Just as objects can move through space relative to one another, and continue to move even as a signal travels in transmission from one to the other, the fabric of space, too, can expand. This extra effect, above and beyond everything else already discussed, winds up being the dominant factor for all but the nearest galaxies in the Universe, leading to a profound difference between:

  • the initial distance (in light-years) between the source and the (eventual) observer at the moment of signal emission,
  • the light-travel-time (in years) between the source and the observer over the course of the signal being in flight,
  • and the final distance (in light-years) between the (original) emitting source and the observer (who’s just now receiving the signal) at the moment of observation.

For example, if we look at an object that we’re seeing as it was 100 million years ago, where the light that’s arriving now has been traveling for 100 million years, we’d find that the distance separating the source and the observer was only 99 million light-years when the light was first emitted, and the separation distance now, when the signal is arriving, is more like 101 million light-years. This effect gets magnified the farther away an object is. Light that arrived after a journey of 1 billion years now corresponds to an object 1.036 billion light-years away; light that arrived after a journey of 10 billion years corresponds to an object 16.03 billion light-years away, and light arriving from the most distant known galaxy at present — MoM-z14 — arrived after a journey of 13.53 billion years, and is now an impressive 33.8 billion light-years away.

Panel of astronomical images and spectra from the JWST record distant galaxy shows observed signals across various filters (F090W to F444W), with a highlighted region and flux density plotted versus wavelength.

This figure shows the NIRCam (top) and NIRSpec (bottom) data for now-confirmed galaxy MoM-z14: the most distant galaxy known to date as of May 2025. Completely invisible at wavelengths of 1.5 microns and below, its light is stretched by the expansion of the Universe. Emission features of various ionized atoms can be seen in the spectrum, below, as well as the significant and strong Lyman break feature.

Credit: R.P. Naidu et al., Open Journal of Astrophysics (submitted)/arXiv:2505.11263, 2025

All of this is to say that what Einstein taught us more than 100 years ago is just as relevant as ever: space, time, distance, durations, and answers to questions of “where” and “when” are all relative. Specifically, they’re relative to points or events in spacetime that correspond to specific locations (in three-dimensional space) and moments (in time) when you’re moving in a particular reference frame (i.e., with a three-dimensional velocity). They’re relative to how the source and the observer move relative to one another, and whether the spacetime governing the Universe is expanding, contracting, or remaining constant and unchanged between those two all-important points.

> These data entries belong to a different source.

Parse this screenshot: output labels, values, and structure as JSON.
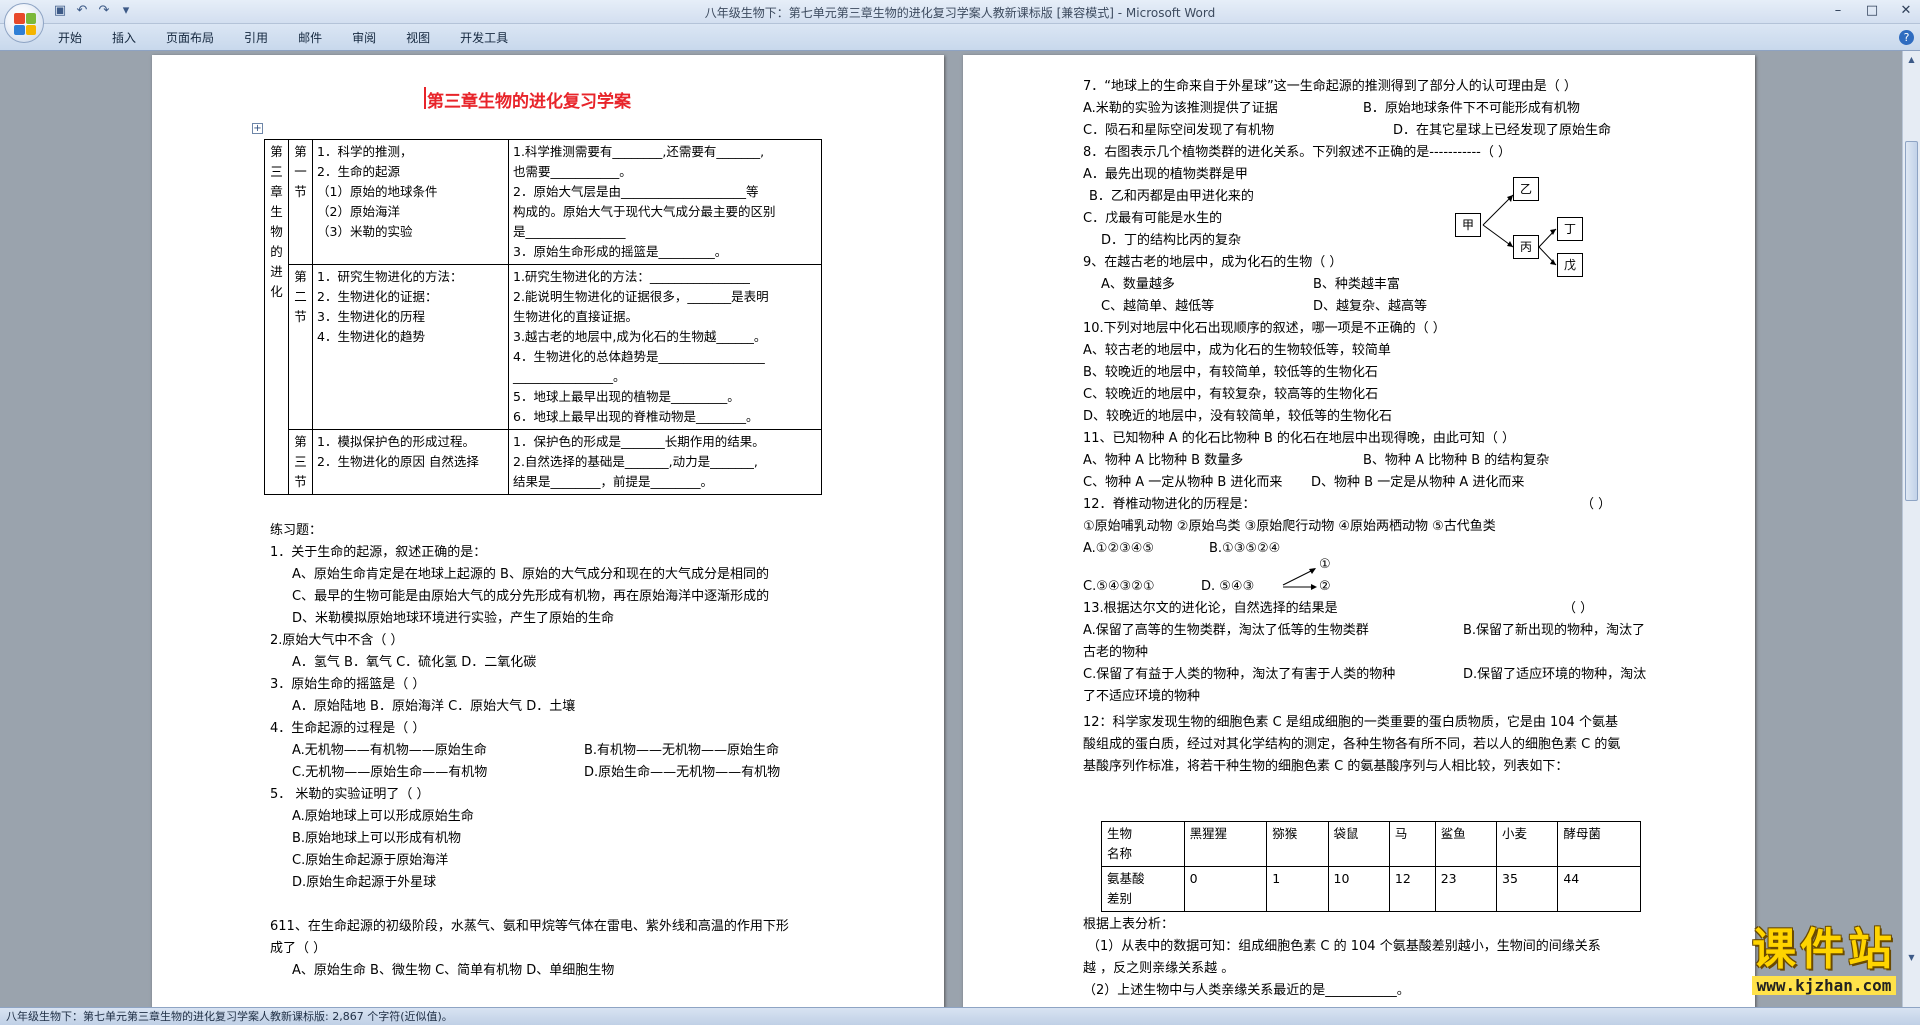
{
  "window": {
    "title": "八年级生物下：第七单元第三章生物的进化复习学案人教新课标版 [兼容模式] - Microsoft Word",
    "controls": [
      "–",
      "□",
      "✕"
    ]
  },
  "quick_access": [
    "save-icon",
    "undo-icon",
    "redo-icon",
    "customize-icon"
  ],
  "ribbon": {
    "tabs": [
      "开始",
      "插入",
      "页面布局",
      "引用",
      "邮件",
      "审阅",
      "视图",
      "开发工具"
    ],
    "help": "?"
  },
  "page1": {
    "title": "第三章生物的进化复习学案",
    "table": {
      "chapter": [
        "第",
        "三",
        "章",
        "生",
        "物",
        "的",
        "进",
        "化"
      ],
      "sections": [
        {
          "name": [
            "第",
            "一",
            "节"
          ],
          "left": [
            "1．科学的推测，",
            "2．生命的起源",
            "（1）原始的地球条件",
            "（2）原始海洋",
            "（3）米勒的实验"
          ],
          "right": [
            "1.科学推测需要有________,还需要有_______,",
            "也需要___________。",
            "2．原始大气层是由____________________等",
            "构成的。原始大气于现代大气成分最主要的区别",
            "是________________",
            "3．原始生命形成的摇篮是_________。"
          ]
        },
        {
          "name": [
            "第",
            "二",
            "节"
          ],
          "left": [
            "1．研究生物进化的方法：",
            "2．生物进化的证据：",
            "3．生物进化的历程",
            "4．生物进化的趋势"
          ],
          "right": [
            "1.研究生物进化的方法：________________",
            "2.能说明生物进化的证据很多，_______是表明",
            "生物进化的直接证据。",
            "3.越古老的地层中,成为化石的生物越______。",
            "4．生物进化的总体趋势是_________________",
            "________________。",
            "5．地球上最早出现的植物是_________。",
            "6．地球上最早出现的脊椎动物是________。"
          ]
        },
        {
          "name": [
            "第",
            "三",
            "节"
          ],
          "left": [
            "1．模拟保护色的形成过程。",
            "2．生物进化的原因 自然选择"
          ],
          "right": [
            "1．保护色的形成是_______长期作用的结果。",
            "2.自然选择的基础是_______,动力是_______,",
            "结果是________，前提是________。"
          ]
        }
      ]
    },
    "exercises": [
      "练习题：",
      "1．关于生命的起源，叙述正确的是：",
      "A、原始生命肯定是在地球上起源的 B、原始的大气成分和现在的大气成分是相同的",
      "C、最早的生物可能是由原始大气的成分先形成有机物，再在原始海洋中逐渐形成的",
      "D、米勒模拟原始地球环境进行实验，产生了原始的生命",
      "2.原始大气中不含（    ）",
      "A．氢气     B．氧气     C．硫化氢     D．二氧化碳",
      "3．原始生命的摇篮是（                    ）",
      "A．原始陆地             B．原始海洋                 C．原始大气             D．土壤",
      "4．生命起源的过程是（        ）",
      "A.无机物——有机物——原始生命",
      "B.有机物——无机物——原始生命",
      "C.无机物——原始生命——有机物",
      "D.原始生命——无机物——有机物",
      "5．   米勒的实验证明了（  ）",
      "A.原始地球上可以形成原始生命",
      "B.原始地球上可以形成有机物",
      "C.原始生命起源于原始海洋",
      "D.原始生命起源于外星球",
      "611、在生命起源的初级阶段，水蒸气、氨和甲烷等气体在雷电、紫外线和高温的作用下形",
      "成了（    ）",
      "A、原始生命     B、微生物     C、简单有机物       D、单细胞生物"
    ]
  },
  "page2": {
    "lines": [
      "7．“地球上的生命来自于外星球”这一生命起源的推测得到了部分人的认可理由是（    ）",
      "A.米勒的实验为该推测提供了证据",
      "B．原始地球条件下不可能形成有机物",
      "C．陨石和星际空间发现了有机物",
      "D．在其它星球上已经发现了原始生命",
      "8．右图表示几个植物类群的进化关系。下列叙述不正确的是-----------（          ）",
      "A．最先出现的植物类群是甲",
      "B．乙和丙都是由甲进化来的",
      "C．戊最有可能是水生的",
      "D．丁的结构比丙的复杂",
      "9、在越古老的地层中，成为化石的生物（     ）",
      "A、数量越多",
      "B、种类越丰富",
      "C、越简单、越低等",
      "D、越复杂、越高等",
      "10.下列对地层中化石出现顺序的叙述，哪一项是不正确的（          ）",
      "A、较古老的地层中，成为化石的生物较低等，较简单",
      "B、较晚近的地层中，有较简单，较低等的生物化石",
      "C、较晚近的地层中，有较复杂，较高等的生物化石",
      "D、较晚近的地层中，没有较简单，较低等的生物化石",
      "11、已知物种 A 的化石比物种 B 的化石在地层中出现得晚，由此可知（   ）",
      "A、物种 A 比物种 B 数量多",
      "B、物种 A 比物种 B 的结构复杂",
      "C、物种 A 一定从物种 B 进化而来",
      "D、物种 B 一定是从物种 A 进化而来",
      "12．脊椎动物进化的历程是：",
      "（    ）",
      "①原始哺乳动物 ②原始鸟类 ③原始爬行动物 ④原始两栖动物 ⑤古代鱼类",
      "A.①②③④⑤",
      "B.①③⑤②④",
      "①",
      "C.⑤④③②①",
      "D.   ⑤④③",
      "②",
      "13.根据达尔文的进化论，自然选择的结果是",
      "（      ）",
      "A.保留了高等的生物类群，淘汰了低等的生物类群",
      "B.保留了新出现的物种，淘汰了",
      "古老的物种",
      "C.保留了有益于人类的物种，淘汰了有害于人类的物种",
      "D.保留了适应环境的物种，淘汰",
      "了不适应环境的物种",
      "12：科学家发现生物的细胞色素 C 是组成细胞的一类重要的蛋白质物质，它是由 104 个氨基",
      "酸组成的蛋白质，经过对其化学结构的测定，各种生物各有所不同，若以人的细胞色素 C 的氨",
      "基酸序列作标准，将若干种生物的细胞色素 C 的氨基酸序列与人相比较，列表如下：",
      "根据上表分析：",
      "（1）从表中的数据可知：组成细胞色素 C 的 104 个氨基酸差别越小，生物间的间缘关系",
      "越            ，反之则亲缘关系越           。",
      "（2）上述生物中与人类亲缘关系最近的是___________。"
    ],
    "family": [
      "甲",
      "乙",
      "丙",
      "丁",
      "戊"
    ],
    "data_table": {
      "header_label": [
        "生物",
        "名称"
      ],
      "header": [
        "黑猩猩",
        "猕猴",
        "袋鼠",
        "马",
        "鲨鱼",
        "小麦",
        "酵母菌"
      ],
      "row_label": [
        "氨基酸",
        "差别"
      ],
      "values": [
        "0",
        "1",
        "10",
        "12",
        "23",
        "35",
        "44"
      ]
    }
  },
  "statusbar": "八年级生物下：第七单元第三章生物的进化复习学案人教新课标版: 2,867 个字符(近似值)。",
  "watermark": {
    "text": "课件站",
    "url": "www.kjzhan.com"
  }
}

Only by understanding all of it and being very clear about what we mean can we hope to answer questions like “when” and “where?” You will often see astronomers announcing things like “this object is 7 billion light-years away” when it, in fact, isn’t; they mean that the light from the object has traveled for 7 billion years from the moment it was emitted before it arrives in our telescopes and their instruments right now. In reality, because the Universe has been expanding, the source and observer were closer than 7 billion light-years when that light was first emitted, the light travels for a duration of 7 billion years, and then today, when the light arrives, those objects are separated by more than 7 billion light-years. We have to account for all of these effects — classically, relativistically, and even in the context of general relativity — if we accurately want to answer what seem like two of the simplest questions one can ask:

  1. where, exactly, an object is at the present time,
  2. and how far ago, in the past, we’re seeing it as it was.